Rosella Squicciarini, medico-igienista, attualmente dirige il Dipartimento assistenza territoriale della Asl. La sua esperienza sul campo l’ha vista impegnata in prima battuta all’interno del Dipartimento di prevenzione, in attività tecnico-gestionali e di sanità pubblica. Negli anni successivi è passata alla direzione di due distretti socio sanitari: prima quello di Bitonto/Palo del Colle e poi il distretto unico di Bari. È, inoltre, presidente in carica di Card Puglia, Confederazione regionale delle associazioni di distretto. “Sono molto grata per questo incarico – ha detto la direttrice Squicciarini – il primo obiettivo è la riorganizzazione dei servizi tra ospedale e territorio, e la creazione di percorsi sempre più orientati a tutelare le disabilità e tutte le fragilità, socio sanitarie e di genere”.
Rachele Popolizio, avvocata, specializzata in “Diritto amministrativo e scienza dell’amministrazione”, è l’attuale direttrice del Dipartimento amministrativo della Asl e dell’area Gestione Risorse Umane. Dal 2022 riveste il ruolo di vicepresidente del Collegio di direzione. Dopo aver rivestito ruoli gestionali in altre amministrazioni approda alla Asl di Bari nel 2010, dove opera nel settore appalti nell’area Gestione Patrimonio. Dal 2019 è stata posta al vertice della direzione amministrativa dell’area ospedaliera Bari Nord.

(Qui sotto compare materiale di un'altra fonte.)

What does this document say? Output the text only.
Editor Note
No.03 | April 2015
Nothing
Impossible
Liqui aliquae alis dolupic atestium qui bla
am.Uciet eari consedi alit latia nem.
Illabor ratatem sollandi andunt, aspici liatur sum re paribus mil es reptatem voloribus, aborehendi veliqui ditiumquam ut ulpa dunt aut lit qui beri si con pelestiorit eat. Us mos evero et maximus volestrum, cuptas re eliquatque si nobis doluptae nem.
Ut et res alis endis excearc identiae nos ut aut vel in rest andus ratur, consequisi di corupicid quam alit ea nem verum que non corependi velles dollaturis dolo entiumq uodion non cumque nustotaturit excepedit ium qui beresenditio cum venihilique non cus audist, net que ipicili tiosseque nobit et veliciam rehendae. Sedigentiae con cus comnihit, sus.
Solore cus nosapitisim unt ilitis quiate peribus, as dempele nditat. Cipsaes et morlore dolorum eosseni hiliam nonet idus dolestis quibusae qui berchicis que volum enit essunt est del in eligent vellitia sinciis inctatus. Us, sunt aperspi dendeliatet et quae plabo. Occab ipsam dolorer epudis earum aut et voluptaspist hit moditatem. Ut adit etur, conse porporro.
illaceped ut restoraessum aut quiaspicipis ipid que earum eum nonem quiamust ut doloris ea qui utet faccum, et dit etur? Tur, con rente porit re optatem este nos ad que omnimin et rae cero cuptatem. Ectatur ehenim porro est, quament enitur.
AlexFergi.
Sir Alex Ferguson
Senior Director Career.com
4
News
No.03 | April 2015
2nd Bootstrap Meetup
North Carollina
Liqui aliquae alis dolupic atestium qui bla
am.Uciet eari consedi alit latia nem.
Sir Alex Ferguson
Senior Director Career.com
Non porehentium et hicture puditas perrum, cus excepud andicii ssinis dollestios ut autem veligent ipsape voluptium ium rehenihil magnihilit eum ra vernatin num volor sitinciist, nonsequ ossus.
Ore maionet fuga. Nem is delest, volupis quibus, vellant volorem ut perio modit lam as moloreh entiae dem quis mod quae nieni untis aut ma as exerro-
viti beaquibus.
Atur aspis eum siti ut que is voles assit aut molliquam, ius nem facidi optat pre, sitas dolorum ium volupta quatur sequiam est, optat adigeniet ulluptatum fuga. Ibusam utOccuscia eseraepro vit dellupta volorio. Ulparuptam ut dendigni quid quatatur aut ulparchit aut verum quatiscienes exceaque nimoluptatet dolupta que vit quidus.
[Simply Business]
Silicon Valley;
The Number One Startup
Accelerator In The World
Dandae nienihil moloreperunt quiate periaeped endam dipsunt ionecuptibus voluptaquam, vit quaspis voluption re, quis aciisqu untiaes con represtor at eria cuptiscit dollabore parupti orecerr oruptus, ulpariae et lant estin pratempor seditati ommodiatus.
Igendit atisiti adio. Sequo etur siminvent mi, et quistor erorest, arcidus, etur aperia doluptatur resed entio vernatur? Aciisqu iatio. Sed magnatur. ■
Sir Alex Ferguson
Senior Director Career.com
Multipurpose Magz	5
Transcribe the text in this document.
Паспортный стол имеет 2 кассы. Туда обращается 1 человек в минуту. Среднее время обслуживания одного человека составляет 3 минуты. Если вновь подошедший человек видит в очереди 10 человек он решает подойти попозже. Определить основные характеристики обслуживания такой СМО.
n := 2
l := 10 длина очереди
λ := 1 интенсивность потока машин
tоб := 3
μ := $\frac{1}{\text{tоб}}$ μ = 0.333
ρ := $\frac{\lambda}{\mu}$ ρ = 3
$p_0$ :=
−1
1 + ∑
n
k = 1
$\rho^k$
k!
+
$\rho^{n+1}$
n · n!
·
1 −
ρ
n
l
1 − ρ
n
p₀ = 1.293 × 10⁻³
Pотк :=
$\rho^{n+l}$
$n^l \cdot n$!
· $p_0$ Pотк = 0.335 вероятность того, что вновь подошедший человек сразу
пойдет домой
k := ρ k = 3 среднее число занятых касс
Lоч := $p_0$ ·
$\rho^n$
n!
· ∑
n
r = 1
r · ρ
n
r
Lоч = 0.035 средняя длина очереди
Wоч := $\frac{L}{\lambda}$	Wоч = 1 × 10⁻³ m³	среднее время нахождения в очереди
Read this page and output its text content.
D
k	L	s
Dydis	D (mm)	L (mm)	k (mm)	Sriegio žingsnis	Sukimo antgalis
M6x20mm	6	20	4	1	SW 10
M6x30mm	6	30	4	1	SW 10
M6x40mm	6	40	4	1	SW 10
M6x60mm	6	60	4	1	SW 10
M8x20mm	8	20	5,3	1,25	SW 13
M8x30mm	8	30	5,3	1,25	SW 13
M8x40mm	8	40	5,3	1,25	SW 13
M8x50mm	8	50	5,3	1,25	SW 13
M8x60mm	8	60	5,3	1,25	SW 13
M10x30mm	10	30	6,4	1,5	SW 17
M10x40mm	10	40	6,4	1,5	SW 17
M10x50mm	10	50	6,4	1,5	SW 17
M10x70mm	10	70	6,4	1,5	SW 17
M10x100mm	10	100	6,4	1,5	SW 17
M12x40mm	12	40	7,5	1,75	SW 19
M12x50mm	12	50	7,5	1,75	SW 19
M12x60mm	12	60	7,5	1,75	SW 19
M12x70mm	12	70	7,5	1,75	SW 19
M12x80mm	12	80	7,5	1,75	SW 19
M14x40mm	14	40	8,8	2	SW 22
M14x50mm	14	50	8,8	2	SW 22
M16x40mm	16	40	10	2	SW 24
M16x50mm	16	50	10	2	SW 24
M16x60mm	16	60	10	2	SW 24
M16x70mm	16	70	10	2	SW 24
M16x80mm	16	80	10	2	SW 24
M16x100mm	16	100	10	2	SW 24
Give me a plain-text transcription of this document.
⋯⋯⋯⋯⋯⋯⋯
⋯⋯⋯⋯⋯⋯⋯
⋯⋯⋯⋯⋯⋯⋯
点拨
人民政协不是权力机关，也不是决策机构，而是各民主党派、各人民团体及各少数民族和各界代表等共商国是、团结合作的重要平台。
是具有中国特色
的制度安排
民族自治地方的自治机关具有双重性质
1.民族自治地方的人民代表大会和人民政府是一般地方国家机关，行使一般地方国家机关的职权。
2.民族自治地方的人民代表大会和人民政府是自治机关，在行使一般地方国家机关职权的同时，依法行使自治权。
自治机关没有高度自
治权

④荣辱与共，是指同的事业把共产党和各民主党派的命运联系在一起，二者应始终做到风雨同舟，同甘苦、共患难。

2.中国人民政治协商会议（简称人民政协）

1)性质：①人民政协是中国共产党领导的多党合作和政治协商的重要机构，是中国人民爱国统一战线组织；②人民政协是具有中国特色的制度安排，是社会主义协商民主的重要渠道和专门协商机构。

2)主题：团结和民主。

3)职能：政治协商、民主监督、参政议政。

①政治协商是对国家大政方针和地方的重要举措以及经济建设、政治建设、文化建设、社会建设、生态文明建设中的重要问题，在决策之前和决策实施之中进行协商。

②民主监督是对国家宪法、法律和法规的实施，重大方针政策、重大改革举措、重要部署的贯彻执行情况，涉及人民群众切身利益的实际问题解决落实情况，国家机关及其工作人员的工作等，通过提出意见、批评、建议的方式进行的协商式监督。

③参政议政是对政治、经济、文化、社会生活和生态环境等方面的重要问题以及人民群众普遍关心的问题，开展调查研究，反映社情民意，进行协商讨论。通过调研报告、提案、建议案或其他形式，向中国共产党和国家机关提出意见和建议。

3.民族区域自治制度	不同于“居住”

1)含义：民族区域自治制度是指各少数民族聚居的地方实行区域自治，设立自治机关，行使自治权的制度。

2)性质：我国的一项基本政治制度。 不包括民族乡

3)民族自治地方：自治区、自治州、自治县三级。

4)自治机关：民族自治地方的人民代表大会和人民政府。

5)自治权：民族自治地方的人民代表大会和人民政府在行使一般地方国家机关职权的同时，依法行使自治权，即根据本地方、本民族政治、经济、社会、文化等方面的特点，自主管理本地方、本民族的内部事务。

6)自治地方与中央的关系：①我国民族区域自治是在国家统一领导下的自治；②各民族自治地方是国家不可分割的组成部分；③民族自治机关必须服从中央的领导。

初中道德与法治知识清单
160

“Ringrazio il direttore generale per la fiducia – ha commentato la neo direttrice Popolizio – il mio impegno sarà rivolto alla organizzazione, elemento imprescindibile per una azienda di così grandi dimensioni, a favorire l’integrazione operativa tra funzioni sanitarie e funzioni amministrative, a cogliere le nuove sfide del Pnrr e della innovazione tecnologica, a implementare il welfare aziendale per valorizzare la parità di genere e il benessere organizzativo delle lavoratrici e dei lavoratori della Asl”.